Speaker
Description
The extragalactic background light (EBL) encodes the integrated emission history of all extragalactic sources and serves as a key probe of star formation and galaxy evolution. Gamma-ray observations offer a unique method to measure the EBL through the energy-dependent attenuation of blazar spectra via pair production with EBL photons. We present complementary EBL measurements spanning GeV to TeV energies. Using 15 years of Fermi-LAT data and 1576 blazars, we detect EBL attenuation at ~23 sigma significance and measure the optical depth across 19 redshift bins out to z ~ 4.3, providing the most precise GeV determination of the EBL to date.

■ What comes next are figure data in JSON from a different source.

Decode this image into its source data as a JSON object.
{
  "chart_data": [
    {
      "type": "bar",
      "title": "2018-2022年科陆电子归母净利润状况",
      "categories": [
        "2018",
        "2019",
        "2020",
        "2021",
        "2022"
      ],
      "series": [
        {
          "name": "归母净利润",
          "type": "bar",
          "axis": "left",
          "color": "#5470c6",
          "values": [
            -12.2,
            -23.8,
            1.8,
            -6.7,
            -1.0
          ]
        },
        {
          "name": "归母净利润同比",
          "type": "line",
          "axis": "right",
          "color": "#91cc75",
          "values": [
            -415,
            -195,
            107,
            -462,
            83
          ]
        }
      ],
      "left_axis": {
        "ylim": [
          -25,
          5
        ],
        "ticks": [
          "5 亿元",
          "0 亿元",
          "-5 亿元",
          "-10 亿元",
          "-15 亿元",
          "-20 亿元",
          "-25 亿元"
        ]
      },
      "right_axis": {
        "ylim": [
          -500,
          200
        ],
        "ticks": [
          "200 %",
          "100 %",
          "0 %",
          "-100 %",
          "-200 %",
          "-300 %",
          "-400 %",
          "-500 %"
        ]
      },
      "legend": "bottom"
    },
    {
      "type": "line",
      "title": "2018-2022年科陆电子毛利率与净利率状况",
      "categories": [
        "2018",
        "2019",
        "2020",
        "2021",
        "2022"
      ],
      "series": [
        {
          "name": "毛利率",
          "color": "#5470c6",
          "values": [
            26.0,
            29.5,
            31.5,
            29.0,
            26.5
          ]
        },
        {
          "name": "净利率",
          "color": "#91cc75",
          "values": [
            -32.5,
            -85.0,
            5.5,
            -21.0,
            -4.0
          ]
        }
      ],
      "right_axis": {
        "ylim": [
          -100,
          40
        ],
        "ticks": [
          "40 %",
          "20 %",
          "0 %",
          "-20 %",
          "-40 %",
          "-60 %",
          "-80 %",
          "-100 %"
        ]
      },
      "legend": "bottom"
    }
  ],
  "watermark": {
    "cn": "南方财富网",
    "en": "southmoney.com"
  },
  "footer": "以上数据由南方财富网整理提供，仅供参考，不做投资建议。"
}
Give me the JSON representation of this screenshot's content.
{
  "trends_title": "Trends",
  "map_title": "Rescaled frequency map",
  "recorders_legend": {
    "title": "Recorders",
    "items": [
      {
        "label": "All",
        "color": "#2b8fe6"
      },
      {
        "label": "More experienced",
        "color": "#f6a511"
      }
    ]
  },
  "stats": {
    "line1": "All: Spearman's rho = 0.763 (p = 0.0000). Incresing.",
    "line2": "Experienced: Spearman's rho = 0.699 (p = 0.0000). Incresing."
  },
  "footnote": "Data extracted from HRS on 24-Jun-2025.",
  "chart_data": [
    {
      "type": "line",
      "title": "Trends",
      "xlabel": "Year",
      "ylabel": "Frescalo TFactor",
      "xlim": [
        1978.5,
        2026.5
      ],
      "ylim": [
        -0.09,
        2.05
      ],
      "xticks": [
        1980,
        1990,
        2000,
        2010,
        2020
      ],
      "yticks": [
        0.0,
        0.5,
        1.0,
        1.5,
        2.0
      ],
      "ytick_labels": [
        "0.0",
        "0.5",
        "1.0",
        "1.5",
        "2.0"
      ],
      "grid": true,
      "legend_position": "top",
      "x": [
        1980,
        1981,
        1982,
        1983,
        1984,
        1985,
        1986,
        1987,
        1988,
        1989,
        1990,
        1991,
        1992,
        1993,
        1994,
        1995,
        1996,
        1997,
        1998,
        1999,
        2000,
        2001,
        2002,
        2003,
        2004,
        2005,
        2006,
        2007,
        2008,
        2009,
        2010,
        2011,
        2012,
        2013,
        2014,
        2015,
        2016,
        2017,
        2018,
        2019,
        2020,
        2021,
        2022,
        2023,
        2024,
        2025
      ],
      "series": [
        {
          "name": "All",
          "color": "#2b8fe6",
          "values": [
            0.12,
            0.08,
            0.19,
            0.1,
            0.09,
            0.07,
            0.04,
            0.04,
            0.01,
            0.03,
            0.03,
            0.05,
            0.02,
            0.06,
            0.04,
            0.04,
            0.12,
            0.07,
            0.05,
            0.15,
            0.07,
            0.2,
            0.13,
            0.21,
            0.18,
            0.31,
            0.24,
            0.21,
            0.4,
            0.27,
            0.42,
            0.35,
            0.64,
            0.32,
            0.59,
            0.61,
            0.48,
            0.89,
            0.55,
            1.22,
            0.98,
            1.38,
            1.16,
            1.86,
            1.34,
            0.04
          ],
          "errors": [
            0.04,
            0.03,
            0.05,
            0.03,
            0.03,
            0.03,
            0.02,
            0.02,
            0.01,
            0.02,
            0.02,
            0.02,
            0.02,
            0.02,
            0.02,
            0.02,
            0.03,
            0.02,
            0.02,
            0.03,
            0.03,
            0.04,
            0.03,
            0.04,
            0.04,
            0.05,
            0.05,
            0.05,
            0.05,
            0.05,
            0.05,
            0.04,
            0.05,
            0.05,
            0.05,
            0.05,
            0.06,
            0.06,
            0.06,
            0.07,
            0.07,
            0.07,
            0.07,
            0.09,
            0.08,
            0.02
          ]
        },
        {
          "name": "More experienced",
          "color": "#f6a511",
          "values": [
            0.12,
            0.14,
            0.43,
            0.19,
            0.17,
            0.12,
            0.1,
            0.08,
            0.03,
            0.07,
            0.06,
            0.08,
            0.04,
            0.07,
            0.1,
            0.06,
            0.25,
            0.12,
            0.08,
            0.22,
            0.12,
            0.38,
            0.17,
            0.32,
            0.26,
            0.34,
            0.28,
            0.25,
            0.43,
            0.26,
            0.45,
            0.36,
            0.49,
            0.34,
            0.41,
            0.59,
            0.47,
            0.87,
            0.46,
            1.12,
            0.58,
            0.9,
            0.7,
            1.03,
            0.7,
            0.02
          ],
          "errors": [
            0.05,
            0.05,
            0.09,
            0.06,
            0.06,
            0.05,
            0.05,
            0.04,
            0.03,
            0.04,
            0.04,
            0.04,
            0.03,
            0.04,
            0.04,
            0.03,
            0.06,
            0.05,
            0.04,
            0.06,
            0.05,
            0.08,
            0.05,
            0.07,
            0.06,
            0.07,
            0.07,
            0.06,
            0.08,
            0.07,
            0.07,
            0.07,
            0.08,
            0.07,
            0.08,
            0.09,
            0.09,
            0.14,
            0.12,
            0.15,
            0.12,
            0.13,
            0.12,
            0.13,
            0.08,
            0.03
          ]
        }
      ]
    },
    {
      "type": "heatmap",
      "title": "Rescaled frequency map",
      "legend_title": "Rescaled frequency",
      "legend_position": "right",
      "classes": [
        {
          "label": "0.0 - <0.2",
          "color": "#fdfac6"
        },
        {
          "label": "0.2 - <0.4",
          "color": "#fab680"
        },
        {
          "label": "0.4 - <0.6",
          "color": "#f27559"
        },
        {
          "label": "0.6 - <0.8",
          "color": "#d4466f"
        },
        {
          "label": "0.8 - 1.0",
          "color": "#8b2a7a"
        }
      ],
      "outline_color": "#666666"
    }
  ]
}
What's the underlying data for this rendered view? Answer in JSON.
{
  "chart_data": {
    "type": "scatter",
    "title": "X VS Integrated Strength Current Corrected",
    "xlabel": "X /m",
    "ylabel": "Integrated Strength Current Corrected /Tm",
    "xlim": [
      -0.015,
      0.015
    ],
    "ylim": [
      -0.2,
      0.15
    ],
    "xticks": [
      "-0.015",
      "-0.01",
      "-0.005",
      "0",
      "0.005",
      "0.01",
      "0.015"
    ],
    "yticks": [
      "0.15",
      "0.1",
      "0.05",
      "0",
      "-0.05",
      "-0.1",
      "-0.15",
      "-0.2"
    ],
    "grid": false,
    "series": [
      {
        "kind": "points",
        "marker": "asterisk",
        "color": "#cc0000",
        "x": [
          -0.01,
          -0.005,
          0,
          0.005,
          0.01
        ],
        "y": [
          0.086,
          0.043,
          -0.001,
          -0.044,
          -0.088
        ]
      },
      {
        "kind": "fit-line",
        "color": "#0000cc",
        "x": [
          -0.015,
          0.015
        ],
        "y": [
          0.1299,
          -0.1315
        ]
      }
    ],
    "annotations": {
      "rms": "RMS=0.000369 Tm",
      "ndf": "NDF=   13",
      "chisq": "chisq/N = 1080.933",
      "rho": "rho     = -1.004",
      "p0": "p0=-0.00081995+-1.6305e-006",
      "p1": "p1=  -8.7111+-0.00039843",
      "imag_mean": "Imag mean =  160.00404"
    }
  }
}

At very high energies, we analyze 268 spectra from 45 sources observed with Imaging Atmospheric Cherenkov Telescopes, finding that seven EBL templates require only ≤10% rescaling to match the observed attenuation. Combining GeV and TeV optical depths, we reconstruct the local EBL intensity at z = 0 using both empirical and physically motivated models. The reconstructions agree with integrated galaxy counts to within 2-3 nW m⁻² sr⁻¹ over 0.5-30 μm, while the near-IR excess reported by IRTS and CIBER is disfavored at 3-5 sigma. These results indicate that known galaxy populations account for most of the optical-to-near-IR background.